Recently we released a State of the Industry report in conjunction with GDC, which took survey results from over 2,000 developers that attended GDC over the last three years. Most of that data covered the big trends – VR and eSports are up, mobile is settling in and is no longer a boom town, that sort of thing. (Download the full State of the Industry report here, for free.)

But we also grabbed hold of a lot of other, less predictable data. Who's still making PSP games? Is the 360 still viable? What's up with Linux? These stats didn't make it into the report, but they're fun to think about, and so we've reported them here separately.

Keep in mind when reading these: The margin for error on the entire report was plus or minus 3%. That means most of these stats could be completely wrong – most of them are below 3% after all, and that's why they're not in the full report. But they could also be right!

And it's fun to think about who these rogue developers might be, out there, silently toiling away on their next big game for the original PSP. And do keep in mind – since we polled more than 2,000 developers, even the tiniest of statistics represent a not-insignificant number of people. Now, on to the stats.

The live platforms

There are a few platforms in our survey that are either on the way out or much smaller than the others, but are still actively being developed for. Linux, for example, is many developers' platform of choice. But how many developers? Turns out this year only 6.3% of developers are currently making a game for Linux, compared to 7.8% last year. And only 5.8% plan for their next game to target Linux.

The 360 and PS3 are still hanging in there, with 4.6% and 4% of developers targeting those platforms for their current release, respectively. More surprisingly, 3.2% (360) and 2.8% (PS3) plan to release their next game for those platforms as well.

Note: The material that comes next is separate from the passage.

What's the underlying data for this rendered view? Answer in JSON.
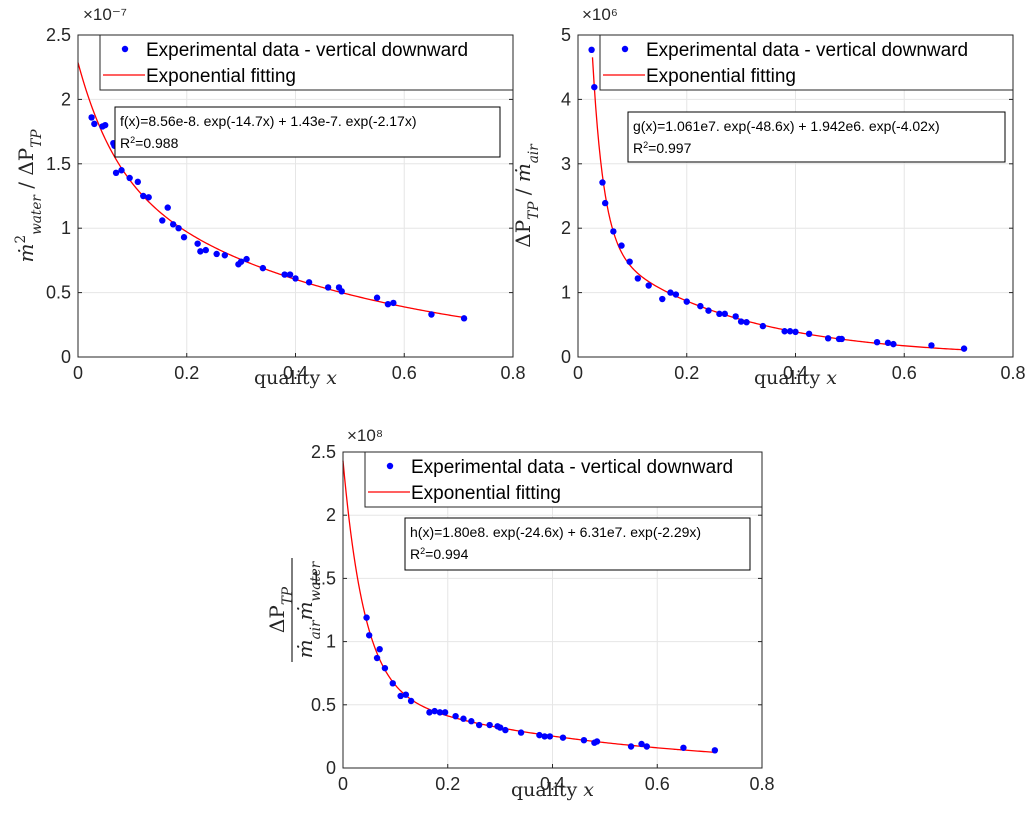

Blackberry RIM is still clinging to life, as that company shifts its business model in the modern landscape. 0.7% of developers say they're making games for Blackberry's OS. Hang in there, folks!!

The dormant platforms

Speaking of under-used platforms, a shockingly high 1.4% of developers say they're making a game for PlayStation Mobile, currently. This is particularly surprising to me as the director of a company that released one of the last PlayStation Mobile games ever, before the platform shut down forever. But I am inclined to cautiously believe this number, because I know several developers whose games weren't finished before the platform went down, and they may be finishing it in the PSM SDK before bringing it elsewhere. That's all I can figure!

Nintendo has a couple extremely-popular-in-their-time-but-now-out-of-date platforms on our list. 0.4% of developers said they are currently working on a game for the original Wii, and even more curious, 0.6% said their next game is coming to the Wii. Being realistic, my best guess is these folks didn't read carefully enough to see they weren't clicking “Wii U.” But my fingers are crossed for the first new Wii game since Rodea: The Sky Soldier!

Likewise, I'm guessing there was a similar mistake when 0.2% of developers said they're currently making a game for the original Nintendo DS. Even more (0.4%) said their next game is coming to the DS. In the case of the DS vs the Wii, though, it's perhaps a bit more possible that these are homebrew or hobbyist developers.

As a final handheld-related stat, 0.3% of developers said they were currently making a game for the original PSP (pictured.) And once again, even more (0.5%) said their next game will come to that dormant platform. Did these folks mean they were making games for the Vita, and they missed a checkbox? Or are we going to see a next round of PSP Minis? (Or maybe some Japanese devs got into our North American survey with their Otome visual novels?) Cross your fingers, friends! I'll be waiting by the mailbox for my UMD to arrive.